Secretary of State John F. Kerry's effort to defuse a month of tension and violence between Palestinians and Israelis over the Al Aqsa mosque compound in Jerusalem has triggered yet more contention over the site.
After meeting Jordan's King Abdullah II and Palestinian Authority President Mahmoud Abbas in Amman, Jordan, on Saturday, Kerry said the monarch had made "an excellent suggestion" for installing security cameras to monitor activity in the disputed compound.
"This will provide comprehensive visibility and transparency and that could really be a game changer in discouraging anybody from disturbing the sanctity of the holy site," he said.
Many Palestinians, however, were not enthusiastic about the security camera idea, a move that Israeli police have sought for years. "It is an additional trap to arrest Palestinians on charges of incitement," Palestinian Authority Foreign Minister Riad Malki said.
Jordanian officials said they were stopped by Israelis when they attempted to put in cameras Monday.
Palestinians attribute the tension in the compound to visits by extremist Jewish groups who revere the site as the location of temples that were destroyed more than 2,000 years ago. Under an agreement known as the "status quo," Jews are allowed to visit the area in front of the mosque during specified hours, but are not allowed to pray there. Some find ways to pray surreptitiously.
Some Palestinians fear the visits are a prelude to destroying the Muslim mosques on the site and replacing them with a new Jewish temple, and have accused Israel of wanting to change the rules governing the site. Israel has vehemently denied any such intention.
Hanan Ashrawi, member of Palestine Liberation Organization's executive committee, was among those who criticized the idea of security cameras in the compound, sacred to both Muslims and Jews.
"The placement of cameras in the Al Aqsa Mosque Compound is not only a violation of the status quo; it also enables Israel to exercise security control and provides it with more enhanced means of surveillance," she said in a statement. "Israel, as it has repeatedly done, will use it against the Palestinians and not against extremist Jewish settlers or Israeli officials."

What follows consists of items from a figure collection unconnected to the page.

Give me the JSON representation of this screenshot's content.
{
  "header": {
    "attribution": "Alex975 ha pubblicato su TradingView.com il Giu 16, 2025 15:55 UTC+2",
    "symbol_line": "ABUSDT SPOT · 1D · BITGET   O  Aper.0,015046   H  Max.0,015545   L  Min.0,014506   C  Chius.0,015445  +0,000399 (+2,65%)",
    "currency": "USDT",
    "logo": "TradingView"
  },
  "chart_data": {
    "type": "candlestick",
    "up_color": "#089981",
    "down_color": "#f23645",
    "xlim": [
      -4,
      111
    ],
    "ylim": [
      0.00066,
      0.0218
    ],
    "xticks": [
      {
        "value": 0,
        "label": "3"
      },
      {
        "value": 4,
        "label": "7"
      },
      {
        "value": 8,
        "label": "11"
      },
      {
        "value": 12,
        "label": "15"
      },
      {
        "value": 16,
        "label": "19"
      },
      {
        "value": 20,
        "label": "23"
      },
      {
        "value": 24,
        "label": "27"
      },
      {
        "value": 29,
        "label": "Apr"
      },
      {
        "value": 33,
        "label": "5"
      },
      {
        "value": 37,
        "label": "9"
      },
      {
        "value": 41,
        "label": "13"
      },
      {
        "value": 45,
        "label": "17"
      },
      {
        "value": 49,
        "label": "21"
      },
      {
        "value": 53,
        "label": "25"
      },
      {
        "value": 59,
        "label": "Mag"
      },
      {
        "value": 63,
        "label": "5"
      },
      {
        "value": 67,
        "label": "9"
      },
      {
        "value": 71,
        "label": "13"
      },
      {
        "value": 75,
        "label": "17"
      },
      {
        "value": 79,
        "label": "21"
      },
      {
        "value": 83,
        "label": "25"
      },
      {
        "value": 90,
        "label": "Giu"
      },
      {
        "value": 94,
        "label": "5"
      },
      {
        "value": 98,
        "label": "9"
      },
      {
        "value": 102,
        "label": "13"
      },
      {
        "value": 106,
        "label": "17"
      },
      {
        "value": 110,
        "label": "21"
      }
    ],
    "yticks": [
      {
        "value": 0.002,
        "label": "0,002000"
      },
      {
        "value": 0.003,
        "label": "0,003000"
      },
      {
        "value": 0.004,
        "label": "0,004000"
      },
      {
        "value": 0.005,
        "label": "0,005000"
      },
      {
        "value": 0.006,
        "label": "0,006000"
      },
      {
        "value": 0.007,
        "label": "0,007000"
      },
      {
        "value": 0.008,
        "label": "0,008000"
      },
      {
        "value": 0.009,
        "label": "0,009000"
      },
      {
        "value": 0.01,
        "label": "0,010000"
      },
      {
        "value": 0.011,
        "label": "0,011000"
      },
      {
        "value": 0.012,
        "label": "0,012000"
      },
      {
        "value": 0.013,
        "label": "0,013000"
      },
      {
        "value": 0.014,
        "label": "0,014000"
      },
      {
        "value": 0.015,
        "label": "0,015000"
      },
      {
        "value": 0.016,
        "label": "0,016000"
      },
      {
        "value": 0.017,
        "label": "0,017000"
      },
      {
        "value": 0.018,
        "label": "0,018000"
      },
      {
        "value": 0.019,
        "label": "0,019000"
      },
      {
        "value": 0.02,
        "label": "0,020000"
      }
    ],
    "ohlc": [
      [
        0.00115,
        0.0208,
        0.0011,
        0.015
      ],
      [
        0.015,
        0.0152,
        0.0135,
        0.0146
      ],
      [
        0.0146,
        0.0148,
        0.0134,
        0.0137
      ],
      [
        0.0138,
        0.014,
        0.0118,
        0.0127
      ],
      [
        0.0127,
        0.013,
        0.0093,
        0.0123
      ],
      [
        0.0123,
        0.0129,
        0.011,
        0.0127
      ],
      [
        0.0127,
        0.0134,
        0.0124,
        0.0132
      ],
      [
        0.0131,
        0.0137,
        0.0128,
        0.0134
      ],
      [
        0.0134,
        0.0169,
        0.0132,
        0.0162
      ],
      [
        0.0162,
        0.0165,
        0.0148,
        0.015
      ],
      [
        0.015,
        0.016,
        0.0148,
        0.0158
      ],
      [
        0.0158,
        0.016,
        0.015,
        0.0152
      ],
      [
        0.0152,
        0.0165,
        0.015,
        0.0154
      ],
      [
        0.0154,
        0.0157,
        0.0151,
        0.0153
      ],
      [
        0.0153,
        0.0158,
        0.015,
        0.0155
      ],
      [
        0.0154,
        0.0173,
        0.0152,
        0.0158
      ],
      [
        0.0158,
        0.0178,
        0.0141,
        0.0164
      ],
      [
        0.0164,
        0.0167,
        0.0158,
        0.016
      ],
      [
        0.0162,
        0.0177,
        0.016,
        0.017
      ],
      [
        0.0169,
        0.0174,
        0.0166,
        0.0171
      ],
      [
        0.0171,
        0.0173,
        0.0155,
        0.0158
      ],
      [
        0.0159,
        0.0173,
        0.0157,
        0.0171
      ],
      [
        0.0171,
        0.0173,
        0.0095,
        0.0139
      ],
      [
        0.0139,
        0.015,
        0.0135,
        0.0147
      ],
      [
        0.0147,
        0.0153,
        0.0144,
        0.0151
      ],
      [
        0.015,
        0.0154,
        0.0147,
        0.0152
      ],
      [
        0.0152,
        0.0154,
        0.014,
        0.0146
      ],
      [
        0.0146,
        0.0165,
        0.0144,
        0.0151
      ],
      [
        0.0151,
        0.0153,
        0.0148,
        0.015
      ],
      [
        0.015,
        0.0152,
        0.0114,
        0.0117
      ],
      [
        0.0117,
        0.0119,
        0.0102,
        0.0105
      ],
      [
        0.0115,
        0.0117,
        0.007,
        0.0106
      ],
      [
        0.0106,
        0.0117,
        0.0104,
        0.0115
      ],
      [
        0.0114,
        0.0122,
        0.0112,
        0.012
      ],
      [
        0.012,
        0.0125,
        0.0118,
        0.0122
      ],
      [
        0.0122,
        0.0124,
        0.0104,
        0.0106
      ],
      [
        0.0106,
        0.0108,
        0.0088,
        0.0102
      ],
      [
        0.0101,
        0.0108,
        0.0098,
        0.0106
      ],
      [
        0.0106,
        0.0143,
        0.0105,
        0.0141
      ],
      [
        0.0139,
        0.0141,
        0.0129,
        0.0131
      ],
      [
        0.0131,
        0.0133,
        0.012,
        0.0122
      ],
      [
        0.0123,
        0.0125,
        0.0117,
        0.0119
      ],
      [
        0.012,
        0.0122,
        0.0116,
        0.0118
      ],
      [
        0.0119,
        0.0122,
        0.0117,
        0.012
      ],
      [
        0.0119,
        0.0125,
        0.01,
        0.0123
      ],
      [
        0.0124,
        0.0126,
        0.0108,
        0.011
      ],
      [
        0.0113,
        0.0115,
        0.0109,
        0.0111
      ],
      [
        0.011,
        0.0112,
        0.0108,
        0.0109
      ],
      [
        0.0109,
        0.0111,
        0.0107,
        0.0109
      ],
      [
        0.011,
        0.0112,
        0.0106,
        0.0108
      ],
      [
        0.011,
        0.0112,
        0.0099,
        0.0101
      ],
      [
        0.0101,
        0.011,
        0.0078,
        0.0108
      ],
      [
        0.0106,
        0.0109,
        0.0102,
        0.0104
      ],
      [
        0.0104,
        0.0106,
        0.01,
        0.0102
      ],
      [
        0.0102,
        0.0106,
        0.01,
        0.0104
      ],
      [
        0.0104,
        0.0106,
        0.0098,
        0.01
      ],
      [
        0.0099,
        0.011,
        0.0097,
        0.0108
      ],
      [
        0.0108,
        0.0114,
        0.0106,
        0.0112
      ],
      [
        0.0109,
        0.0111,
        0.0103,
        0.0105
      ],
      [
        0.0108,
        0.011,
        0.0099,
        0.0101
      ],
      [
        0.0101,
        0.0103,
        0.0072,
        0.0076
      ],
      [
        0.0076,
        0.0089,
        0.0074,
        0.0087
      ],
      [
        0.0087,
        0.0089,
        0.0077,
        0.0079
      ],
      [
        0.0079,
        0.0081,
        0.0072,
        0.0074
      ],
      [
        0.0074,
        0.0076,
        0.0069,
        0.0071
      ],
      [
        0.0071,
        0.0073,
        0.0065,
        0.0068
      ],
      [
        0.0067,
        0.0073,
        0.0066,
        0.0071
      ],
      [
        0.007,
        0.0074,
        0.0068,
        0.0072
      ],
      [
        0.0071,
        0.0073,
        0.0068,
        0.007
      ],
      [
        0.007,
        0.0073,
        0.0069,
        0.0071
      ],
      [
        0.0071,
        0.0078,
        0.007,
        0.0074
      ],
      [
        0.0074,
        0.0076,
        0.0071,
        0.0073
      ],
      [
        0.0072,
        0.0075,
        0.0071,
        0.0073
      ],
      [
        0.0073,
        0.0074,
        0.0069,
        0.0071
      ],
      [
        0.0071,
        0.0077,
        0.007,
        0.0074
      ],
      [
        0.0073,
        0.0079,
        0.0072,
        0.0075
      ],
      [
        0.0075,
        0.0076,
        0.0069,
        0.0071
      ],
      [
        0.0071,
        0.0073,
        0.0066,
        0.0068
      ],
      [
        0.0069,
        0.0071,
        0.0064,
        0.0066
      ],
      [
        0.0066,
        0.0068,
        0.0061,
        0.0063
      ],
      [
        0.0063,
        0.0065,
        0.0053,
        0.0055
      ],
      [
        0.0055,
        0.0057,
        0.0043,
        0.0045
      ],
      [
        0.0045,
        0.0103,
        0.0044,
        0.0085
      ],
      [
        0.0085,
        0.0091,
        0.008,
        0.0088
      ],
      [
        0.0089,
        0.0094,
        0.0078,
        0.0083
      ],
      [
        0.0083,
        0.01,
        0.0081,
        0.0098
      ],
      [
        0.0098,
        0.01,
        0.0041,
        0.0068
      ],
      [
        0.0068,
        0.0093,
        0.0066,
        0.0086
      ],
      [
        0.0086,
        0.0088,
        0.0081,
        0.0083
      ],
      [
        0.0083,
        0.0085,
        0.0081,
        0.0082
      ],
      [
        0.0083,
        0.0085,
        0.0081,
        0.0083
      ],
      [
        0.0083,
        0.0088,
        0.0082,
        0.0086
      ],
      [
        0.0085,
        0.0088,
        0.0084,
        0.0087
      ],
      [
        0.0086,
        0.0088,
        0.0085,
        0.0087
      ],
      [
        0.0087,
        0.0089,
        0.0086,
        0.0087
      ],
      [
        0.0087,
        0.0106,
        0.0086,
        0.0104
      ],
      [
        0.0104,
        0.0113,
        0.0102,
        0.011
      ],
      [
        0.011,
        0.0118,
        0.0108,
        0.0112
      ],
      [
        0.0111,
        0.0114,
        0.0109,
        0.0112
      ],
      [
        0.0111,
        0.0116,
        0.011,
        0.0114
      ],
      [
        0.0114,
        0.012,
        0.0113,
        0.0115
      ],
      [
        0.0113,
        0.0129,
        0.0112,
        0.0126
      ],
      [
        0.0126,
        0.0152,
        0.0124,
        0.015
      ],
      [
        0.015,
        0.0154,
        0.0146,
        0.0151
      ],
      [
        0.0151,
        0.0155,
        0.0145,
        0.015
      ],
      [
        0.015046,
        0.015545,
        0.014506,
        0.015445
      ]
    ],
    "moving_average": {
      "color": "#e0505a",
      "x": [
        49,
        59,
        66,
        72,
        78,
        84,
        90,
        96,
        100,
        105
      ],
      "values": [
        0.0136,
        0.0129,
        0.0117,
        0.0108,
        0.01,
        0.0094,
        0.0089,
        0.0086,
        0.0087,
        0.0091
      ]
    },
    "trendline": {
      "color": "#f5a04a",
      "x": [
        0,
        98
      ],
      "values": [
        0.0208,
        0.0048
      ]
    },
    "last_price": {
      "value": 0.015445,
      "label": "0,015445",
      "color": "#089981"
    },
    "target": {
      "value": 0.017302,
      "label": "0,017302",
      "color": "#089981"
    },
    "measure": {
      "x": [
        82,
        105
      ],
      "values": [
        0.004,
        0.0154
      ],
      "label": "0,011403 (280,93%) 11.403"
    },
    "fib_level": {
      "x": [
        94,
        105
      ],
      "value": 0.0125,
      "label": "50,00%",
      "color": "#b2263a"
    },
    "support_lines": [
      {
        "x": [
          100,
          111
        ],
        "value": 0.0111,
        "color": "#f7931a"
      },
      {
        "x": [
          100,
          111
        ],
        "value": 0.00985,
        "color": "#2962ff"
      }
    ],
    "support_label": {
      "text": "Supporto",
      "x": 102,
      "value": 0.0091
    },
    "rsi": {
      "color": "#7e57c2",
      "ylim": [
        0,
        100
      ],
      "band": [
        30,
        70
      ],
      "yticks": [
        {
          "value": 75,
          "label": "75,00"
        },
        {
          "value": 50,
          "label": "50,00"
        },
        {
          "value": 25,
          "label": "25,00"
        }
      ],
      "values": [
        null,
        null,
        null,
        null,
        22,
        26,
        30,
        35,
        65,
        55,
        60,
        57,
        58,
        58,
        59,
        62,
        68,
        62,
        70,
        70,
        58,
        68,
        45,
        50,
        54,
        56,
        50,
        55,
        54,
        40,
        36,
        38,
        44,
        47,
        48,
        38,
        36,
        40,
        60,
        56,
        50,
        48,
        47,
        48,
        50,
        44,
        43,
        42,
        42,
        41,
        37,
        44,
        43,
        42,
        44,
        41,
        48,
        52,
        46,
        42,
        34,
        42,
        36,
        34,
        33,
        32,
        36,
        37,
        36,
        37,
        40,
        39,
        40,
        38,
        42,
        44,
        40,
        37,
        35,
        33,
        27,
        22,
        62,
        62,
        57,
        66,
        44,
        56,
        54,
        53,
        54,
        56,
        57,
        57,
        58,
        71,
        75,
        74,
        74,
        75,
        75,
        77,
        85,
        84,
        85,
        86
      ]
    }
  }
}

Israelis have pointed out that cameras already cover parts of the compound. However, the new proposal would provide around-the-clock coverage of the entire compound, including the Al Aqsa mosque.
"Israel has an interest in stationing cameras in all parts of the Temple Mount," Prime Minister Benjamin Netanyahu said Sunday at the beginning of his weekly Cabinet meeting. "First, in order to disprove the claim that Israel is changing the status quo. Second, to show where the provocations really come from and to foil them before they ever happen."
Workers from the Waqf, a Jordanian government affiliate in charge of Al Aqsa compound, attempted Monday to install security cameras on the walls of the compound, but Israeli police ordered the work to stop, according to Azzam Khatib, director of the Waqf.
"This is interference in the affairs of the Waqf and its work in Al Aqsa mosque," he said. "This is proof that Israel wants to put up cameras that only serve its interest and does not want cameras that will expose the truth."
However, a statement from Israeli police said "the Jerusalem police will not allow any change in the status quo existing on Temple Mount and ... any diplomatic decision will be implemented in an orderly manner and in full coordination with the relevant authorities."
Netanyahu issued a statement Monday saying the installation of the cameras should be "coordinated at the professional level" by Israel, Jordan and the United States.
"I expect Jordanian and Israeli technical teams will meet soon to discuss the implementation of this idea," he said.
Meanwhile, tension and violence continued in the West Bank for the 26th consecutive day.
Israeli soldiers shot and killed three Palestinians in separate confrontations Monday in the southern part of the West Bank.
Two were killed after apparent attempts to stab soldiers near Hebron; the third was shot and killed during a confrontation near the site of one of the stabbing attacks. In one of the attacks, a soldier was seriously injured, the Israeli army said.
The three deaths bring the number of Palestinians killed in the West Bank and Jerusalem in the recent violence to 40. In addition, 15 were shot and killed in confrontations on the Israeli-Gaza border.
At least 20 of them were killed while carrying out attacks on Israelis or as they were about to do so, Israeli authorities say. At least 10 Israelis have died in the violence.
Abukhater is a special correspondent. Special correspondent Batsheva Sobelman in Jerusalem contributed to this report.